Testosterone activates tyrosine hydroxylase (Neurosci Lett 2006; 396: 57-61). “Testosterone replacement therapy immediately following castration prevents the decrease in TH [tyrosine hydroxylase] levels.” (Brain Res Mol Brain Res 1992; 14: 79-82). Tyrosine hydroxylase is involved in human pigmentation: “Our results support a direct function for tyrosine hydroxylase in the melanosome via a concerted action with tyrosinase to promote pigmentation.” (Exp Dermatol 2003; 12: 61-70). Tyrosine hydroxylase has been “suggested” to be “tightly coupled to melanin synthesis” (J Invest Dermatol 1990; 95: 9-15).

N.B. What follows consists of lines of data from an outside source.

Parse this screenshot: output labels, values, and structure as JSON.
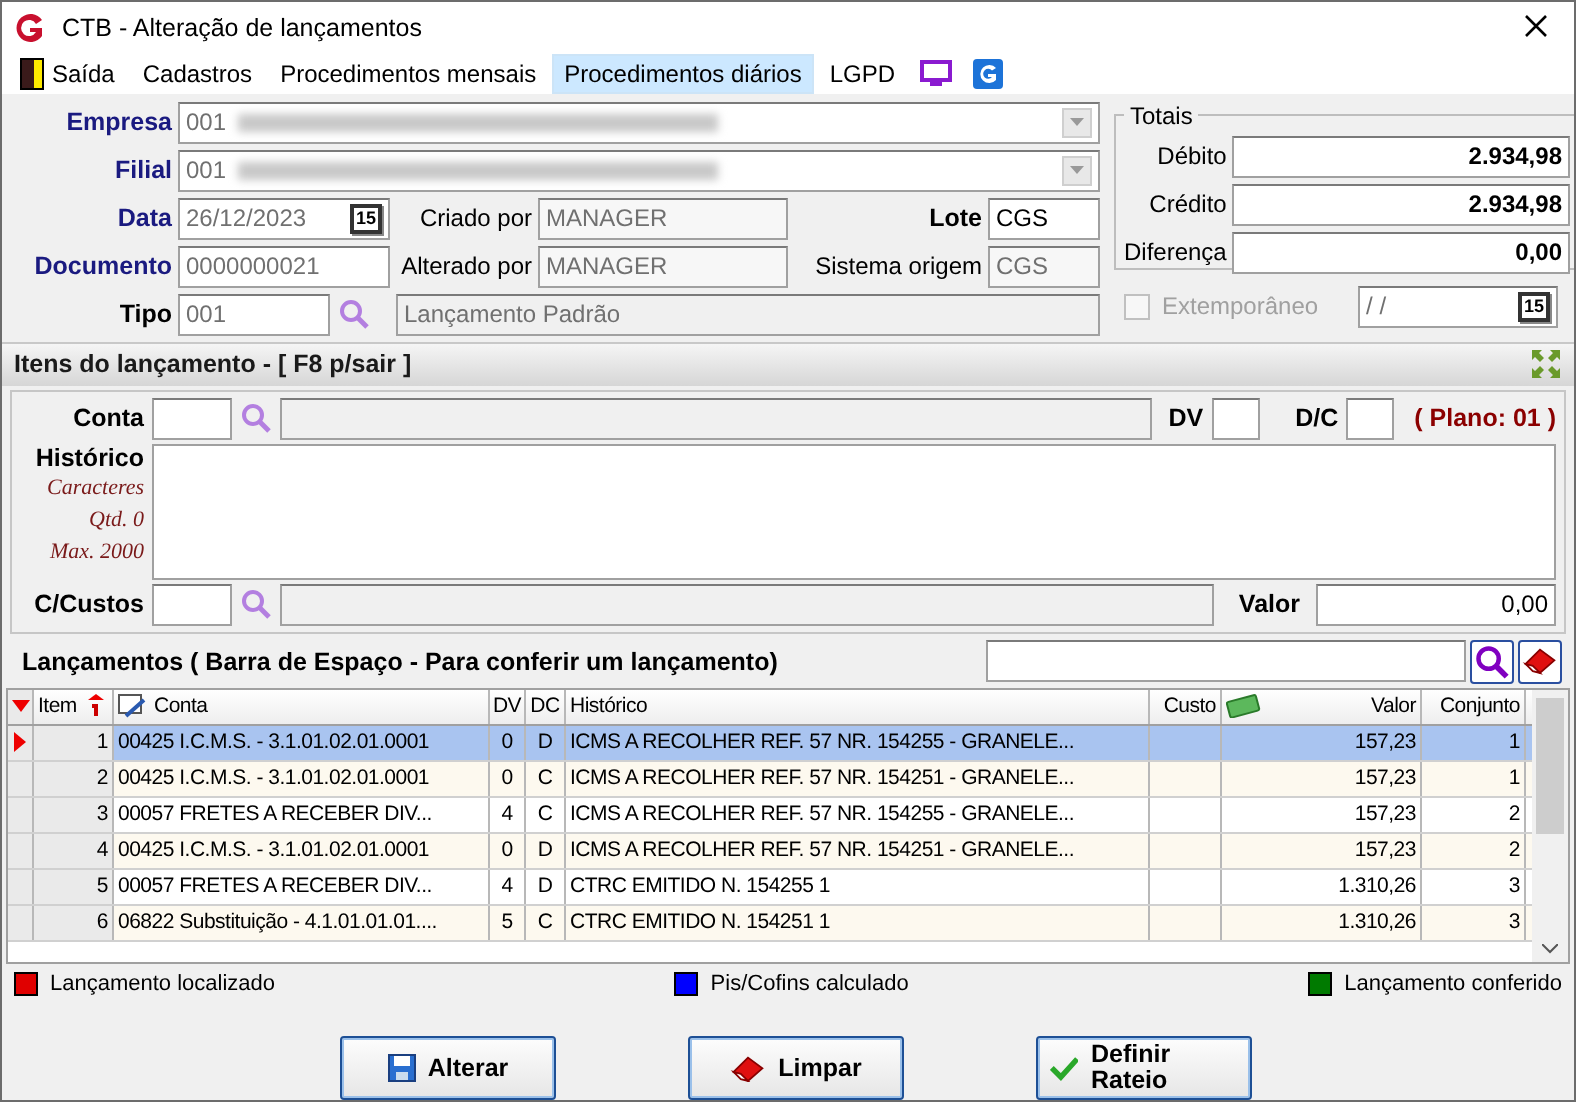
{
  "window": {
    "title": "CTB - Alteração de lançamentos"
  },
  "menu": [
    {
      "label": "Saída",
      "kind": "exit",
      "selected": false
    },
    {
      "label": "Cadastros",
      "kind": "text",
      "selected": false
    },
    {
      "label": "Procedimentos mensais",
      "kind": "text",
      "selected": false
    },
    {
      "label": "Procedimentos diários",
      "kind": "text",
      "selected": true
    },
    {
      "label": "LGPD",
      "kind": "text",
      "selected": false
    }
  ],
  "header": {
    "empresa": {
      "label": "Empresa",
      "value": "001"
    },
    "filial": {
      "label": "Filial",
      "value": "001"
    },
    "data": {
      "label": "Data",
      "value": "26/12/2023",
      "calendar_label": "15"
    },
    "documento": {
      "label": "Documento",
      "value": "0000000021"
    },
    "tipo": {
      "label": "Tipo",
      "value": "001",
      "description": "Lançamento Padrão"
    },
    "criado_por": {
      "label": "Criado por",
      "value": "MANAGER"
    },
    "alterado_por": {
      "label": "Alterado por",
      "value": "MANAGER"
    },
    "lote": {
      "label": "Lote",
      "value": "CGS"
    },
    "sistema_origem": {
      "label": "Sistema origem",
      "value": "CGS"
    }
  },
  "totais": {
    "title": "Totais",
    "rows": [
      {
        "label": "Débito",
        "value": "2.934,98"
      },
      {
        "label": "Crédito",
        "value": "2.934,98"
      },
      {
        "label": "Diferença",
        "value": "0,00"
      }
    ]
  },
  "extemporaneo": {
    "label": "Extemporâneo",
    "checked": false,
    "disabled": true,
    "date": "/ /",
    "calendar_label": "15"
  },
  "items_section": {
    "title": "Itens do lançamento - [ F8 p/sair ]",
    "conta": {
      "label": "Conta"
    },
    "dv": {
      "label": "DV"
    },
    "dc": {
      "label": "D/C"
    },
    "plano": "( Plano: 01 )",
    "historico": {
      "label": "Histórico",
      "counter": [
        "Caracteres",
        "Qtd. 0",
        "Max. 2000"
      ]
    },
    "custos": {
      "label": "C/Custos"
    },
    "valor": {
      "label": "Valor",
      "value": "0,00"
    }
  },
  "lancamentos": {
    "label": "Lançamentos ( Barra de Espaço - Para conferir um lançamento)"
  },
  "table": {
    "columns": [
      "Item",
      "Conta",
      "DV",
      "DC",
      "Histórico",
      "Custo",
      "Valor",
      "Conjunto"
    ],
    "rows": [
      {
        "selected": true,
        "cells": [
          "1",
          "00425 I.C.M.S. - 3.1.01.02.01.0001",
          "0",
          "D",
          "ICMS A RECOLHER REF. 57 NR. 154255 - GRANELE...",
          "",
          "157,23",
          "1"
        ]
      },
      {
        "selected": false,
        "cells": [
          "2",
          "00425 I.C.M.S. - 3.1.01.02.01.0001",
          "0",
          "C",
          "ICMS A RECOLHER REF. 57 NR. 154251 - GRANELE...",
          "",
          "157,23",
          "1"
        ]
      },
      {
        "selected": false,
        "cells": [
          "3",
          "00057 FRETES A RECEBER DIV...",
          "4",
          "C",
          "ICMS A RECOLHER REF. 57 NR. 154255 - GRANELE...",
          "",
          "157,23",
          "2"
        ]
      },
      {
        "selected": false,
        "cells": [
          "4",
          "00425 I.C.M.S. - 3.1.01.02.01.0001",
          "0",
          "D",
          "ICMS A RECOLHER REF. 57 NR. 154251 - GRANELE...",
          "",
          "157,23",
          "2"
        ]
      },
      {
        "selected": false,
        "cells": [
          "5",
          "00057 FRETES A RECEBER DIV...",
          "4",
          "D",
          "CTRC EMITIDO N. 154255 1",
          "",
          "1.310,26",
          "3"
        ]
      },
      {
        "selected": false,
        "cells": [
          "6",
          "06822 Substituição - 4.1.01.01.01....",
          "5",
          "C",
          "CTRC EMITIDO N. 154251 1",
          "",
          "1.310,26",
          "3"
        ]
      }
    ]
  },
  "legend": [
    {
      "label": "Lançamento localizado",
      "color": "#e00000"
    },
    {
      "label": "Pis/Cofins calculado",
      "color": "#0000ff"
    },
    {
      "label": "Lançamento conferido",
      "color": "#007a00"
    }
  ],
  "buttons": [
    {
      "label": "Alterar",
      "kind": "save"
    },
    {
      "label": "Limpar",
      "kind": "clear"
    },
    {
      "label": "Definir Rateio",
      "kind": "confirm"
    }
  ]
}
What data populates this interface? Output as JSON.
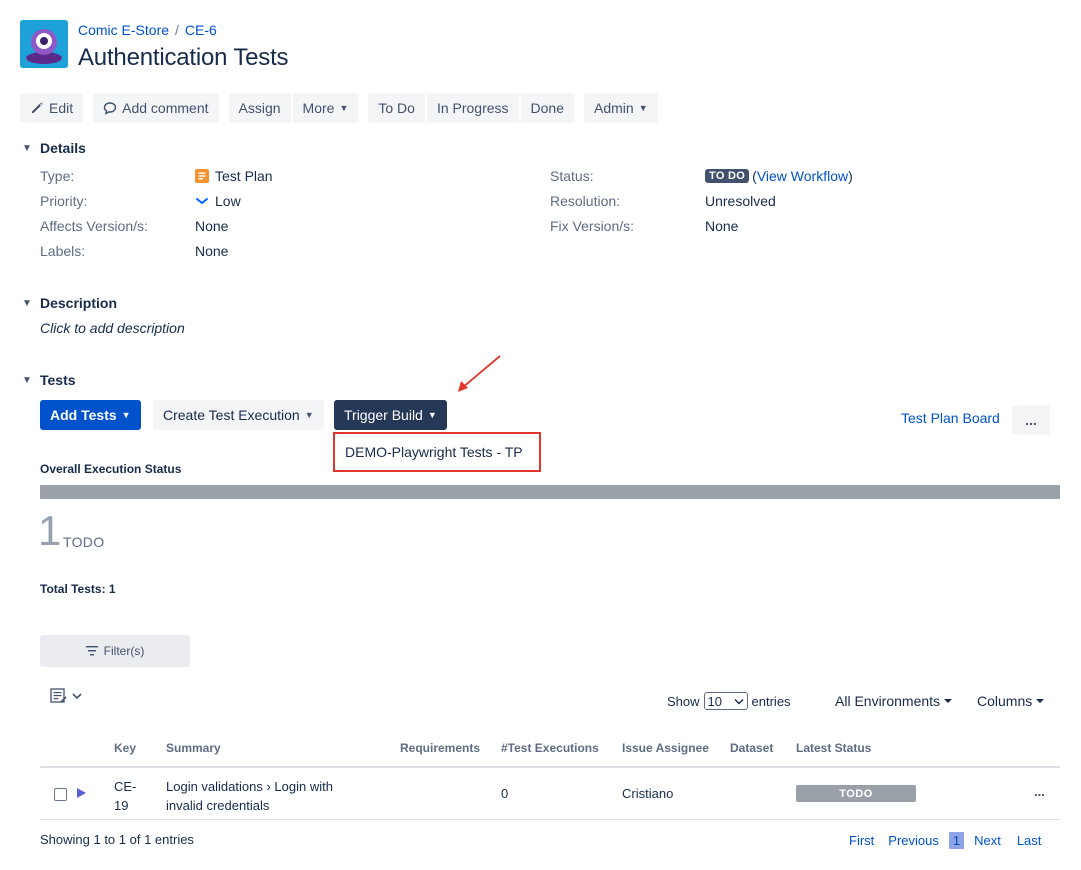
{
  "breadcrumb": {
    "project": "Comic E-Store",
    "separator": "/",
    "issue_key": "CE-6"
  },
  "title": "Authentication Tests",
  "toolbar": {
    "edit": "Edit",
    "add_comment": "Add comment",
    "assign": "Assign",
    "more": "More",
    "to_do": "To Do",
    "in_progress": "In Progress",
    "done": "Done",
    "admin": "Admin"
  },
  "details": {
    "heading": "Details",
    "type_label": "Type:",
    "type_value": "Test Plan",
    "priority_label": "Priority:",
    "priority_value": "Low",
    "affects_label": "Affects Version/s:",
    "affects_value": "None",
    "labels_label": "Labels:",
    "labels_value": "None",
    "status_label": "Status:",
    "status_value": "TO DO",
    "view_workflow_open": "(",
    "view_workflow": "View Workflow",
    "view_workflow_close": ")",
    "resolution_label": "Resolution:",
    "resolution_value": "Unresolved",
    "fix_label": "Fix Version/s:",
    "fix_value": "None"
  },
  "description": {
    "heading": "Description",
    "placeholder": "Click to add description"
  },
  "tests": {
    "heading": "Tests",
    "add_tests": "Add Tests",
    "create_execution": "Create Test Execution",
    "trigger_build": "Trigger Build",
    "dropdown_item": "DEMO-Playwright Tests - TP",
    "board_link": "Test Plan Board",
    "more_icon": "..."
  },
  "execution": {
    "label": "Overall Execution Status",
    "count": "1",
    "state": "TODO",
    "total": "Total Tests: 1"
  },
  "filters": {
    "label": "Filter(s)"
  },
  "table_controls": {
    "show": "Show",
    "entries_value": "10",
    "entries": "entries",
    "environments": "All Environments",
    "columns": "Columns"
  },
  "table": {
    "headers": {
      "key": "Key",
      "summary": "Summary",
      "requirements": "Requirements",
      "executions": "#Test Executions",
      "assignee": "Issue Assignee",
      "dataset": "Dataset",
      "latest_status": "Latest Status"
    },
    "rows": [
      {
        "key_line1": "CE-",
        "key_line2": "19",
        "summary_line1": "Login validations › Login with",
        "summary_line2": "invalid credentials",
        "executions": "0",
        "assignee": "Cristiano",
        "status": "TODO",
        "actions": "..."
      }
    ]
  },
  "footer": {
    "showing": "Showing 1 to 1 of 1 entries",
    "first": "First",
    "previous": "Previous",
    "current": "1",
    "next": "Next",
    "last": "Last"
  },
  "colors": {
    "accent": "#0052cc",
    "dark_button": "#253858",
    "highlight": "#e1362b",
    "status_gray": "#9aa0a8"
  }
}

(Jablonski, NG and Chaplin, G, J Human Evolution 2000; 39: 57-106). Jablonski and Chaplin state: "Here we present new evidence indicating that variations in skin color are adaptive, and are related to the regulation of ultraviolet (UV) radiation penetration in the integument and its direct and indirect effects on fitness." The article concerns UV light and skin color. They also state: "In all populations for which skin reflectance data were available for males and females, females were found to be lighter skinned than males."
This indicates to me that testosterone is involved in skin color.